The Legal Origins of Financial Development: Evidence from the Shanghai Concessions
Journal of Finance, 2023
Levine, Ross; Lin, Chen; Ma, Chicheng; Xu, Yuchen
The primary challenge to assessing the legal origins view of comparative financial development is identifying exogenous changes in legal systems. We assemble new data on Shanghai's British and French concessions between 1845 and 1936. Two regime changes altered British and French legal jurisdiction over their respective concessions. By examining the changing application of different legal traditions to adjacent neighborhoods within the same city and controlling for military, economic, and political characteristics, we offer new evidence consistent with the legal origins view: the financial development advantage in the British concession widened after Western legal jurisdiction intensified and narrowed after it abated.
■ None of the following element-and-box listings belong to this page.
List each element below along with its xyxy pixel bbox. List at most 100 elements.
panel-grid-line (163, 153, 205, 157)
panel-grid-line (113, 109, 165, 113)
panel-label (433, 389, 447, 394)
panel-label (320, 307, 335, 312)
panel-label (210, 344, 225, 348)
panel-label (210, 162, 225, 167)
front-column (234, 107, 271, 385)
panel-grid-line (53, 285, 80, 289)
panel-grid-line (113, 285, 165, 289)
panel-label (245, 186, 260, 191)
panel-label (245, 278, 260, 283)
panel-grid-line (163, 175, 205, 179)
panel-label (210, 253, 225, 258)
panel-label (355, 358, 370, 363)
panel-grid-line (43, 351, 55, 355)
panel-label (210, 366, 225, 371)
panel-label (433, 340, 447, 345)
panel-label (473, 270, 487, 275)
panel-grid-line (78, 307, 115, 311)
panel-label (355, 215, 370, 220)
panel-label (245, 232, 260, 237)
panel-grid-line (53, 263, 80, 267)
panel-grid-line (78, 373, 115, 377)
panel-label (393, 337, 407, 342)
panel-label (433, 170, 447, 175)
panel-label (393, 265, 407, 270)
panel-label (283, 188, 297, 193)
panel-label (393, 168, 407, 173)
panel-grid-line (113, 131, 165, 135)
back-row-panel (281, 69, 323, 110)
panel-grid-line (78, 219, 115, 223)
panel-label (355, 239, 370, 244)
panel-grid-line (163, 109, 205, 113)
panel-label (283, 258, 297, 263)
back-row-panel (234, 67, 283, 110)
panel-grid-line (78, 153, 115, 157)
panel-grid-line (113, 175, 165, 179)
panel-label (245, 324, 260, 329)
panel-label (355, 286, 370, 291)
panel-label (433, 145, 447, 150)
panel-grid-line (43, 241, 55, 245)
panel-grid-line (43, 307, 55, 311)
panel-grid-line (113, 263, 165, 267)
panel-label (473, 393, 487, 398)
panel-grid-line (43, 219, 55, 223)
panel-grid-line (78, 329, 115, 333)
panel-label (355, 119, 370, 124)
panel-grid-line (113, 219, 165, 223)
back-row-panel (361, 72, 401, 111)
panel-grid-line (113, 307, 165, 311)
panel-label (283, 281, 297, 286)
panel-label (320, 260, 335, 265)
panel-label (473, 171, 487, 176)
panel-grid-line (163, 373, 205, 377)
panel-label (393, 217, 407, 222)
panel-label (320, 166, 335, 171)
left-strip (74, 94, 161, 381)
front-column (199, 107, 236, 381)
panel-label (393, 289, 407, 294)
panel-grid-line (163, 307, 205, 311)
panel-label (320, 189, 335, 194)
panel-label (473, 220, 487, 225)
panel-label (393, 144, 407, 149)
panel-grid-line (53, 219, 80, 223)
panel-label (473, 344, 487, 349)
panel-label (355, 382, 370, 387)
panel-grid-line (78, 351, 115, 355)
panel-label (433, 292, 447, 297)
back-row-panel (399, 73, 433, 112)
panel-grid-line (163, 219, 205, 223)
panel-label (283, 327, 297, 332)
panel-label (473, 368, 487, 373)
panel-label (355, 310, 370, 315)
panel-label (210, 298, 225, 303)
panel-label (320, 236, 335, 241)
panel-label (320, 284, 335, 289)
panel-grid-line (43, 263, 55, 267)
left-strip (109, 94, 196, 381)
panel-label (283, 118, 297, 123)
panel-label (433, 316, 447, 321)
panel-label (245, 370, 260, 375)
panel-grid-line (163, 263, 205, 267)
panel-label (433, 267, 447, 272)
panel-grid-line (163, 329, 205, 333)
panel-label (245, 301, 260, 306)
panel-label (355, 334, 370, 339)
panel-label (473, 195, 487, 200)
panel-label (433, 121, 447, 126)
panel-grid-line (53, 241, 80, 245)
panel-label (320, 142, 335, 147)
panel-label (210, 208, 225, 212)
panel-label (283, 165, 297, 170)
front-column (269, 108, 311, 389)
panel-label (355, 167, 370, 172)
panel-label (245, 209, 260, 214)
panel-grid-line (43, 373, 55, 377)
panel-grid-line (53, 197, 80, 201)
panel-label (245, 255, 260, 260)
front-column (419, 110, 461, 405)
Long-Run Trends in Long-Maturity Real Rates, 1311-2022
American Economic Review, 2024
Rogoff, Kenneth S.; Rossi, Barbara; Schmelzing, Paul
Taking advantage of key recent advances in long-run economic and financial data, we analyze the statistical properties of global long-maturity real interest rates over the past seven centuries. In contrast to existing consensus, we find that real interest rates are in fact trend stationary and exhibit a persistent downward trend since the Renaissance. We investigate structural breaks in real interest rates over time and find that overall the Black Death and the 1557 "Trinity default" appear as consistent inflection points. We further show that demographic and productivity factors do not represent convincing drivers of real interest rates over long spans.
Reaching for Yield and the Housing Market: Evidence from 18th-Century Amsterdam
Journal of Financial Economics, 2023
Korevaar, Matthijs
Do investors reach for yield when interest rates are low and does this behavior affect the housing market? Using the unique setting and data of 18th-century Amsterdam, I show that reach-for-yield behavior of wealthy investors resulted in a large boom and bust in house prices and major changes in rental yields. Exploiting changes in the supply of bonds, I show that investors living off capital income shifted their portfolios towards real estate and other higher-yielding assets when bond yields were low and decreasing. This behavior exacerbated house price volatility and increased housing wealth inequality.
Independent Regulators and Financial Stability Evidence from Gubernatorial Election Campaigns in the Progressive Era
Journal of Financial Economics, 2024
Del Angel, Marco; Richardson, Gary
Regulatory independence forms a foundation for modern financial systems. The institutions' value is illuminated by a Progressive Era policy experiment when independent state-bank regulators came under governors' supervision. Afterwards, bank resolution rates declined during gubernatorial election campaigns for banks supervised by state but not national authorities. This gubernatorial-campaign effect diminished by two orders of magnitude, but did not disappear, after the FDIC became the independent resolver for all insured banks in 1935. In addition, during the Progressive Era, declines in bank resolutions led to declines in business bankruptcy rates, an effect that is not observed in the FDIC era. Our findings indicate regulatory independence can dramatically reduce but may not eliminate politics' impact on banks and the economy.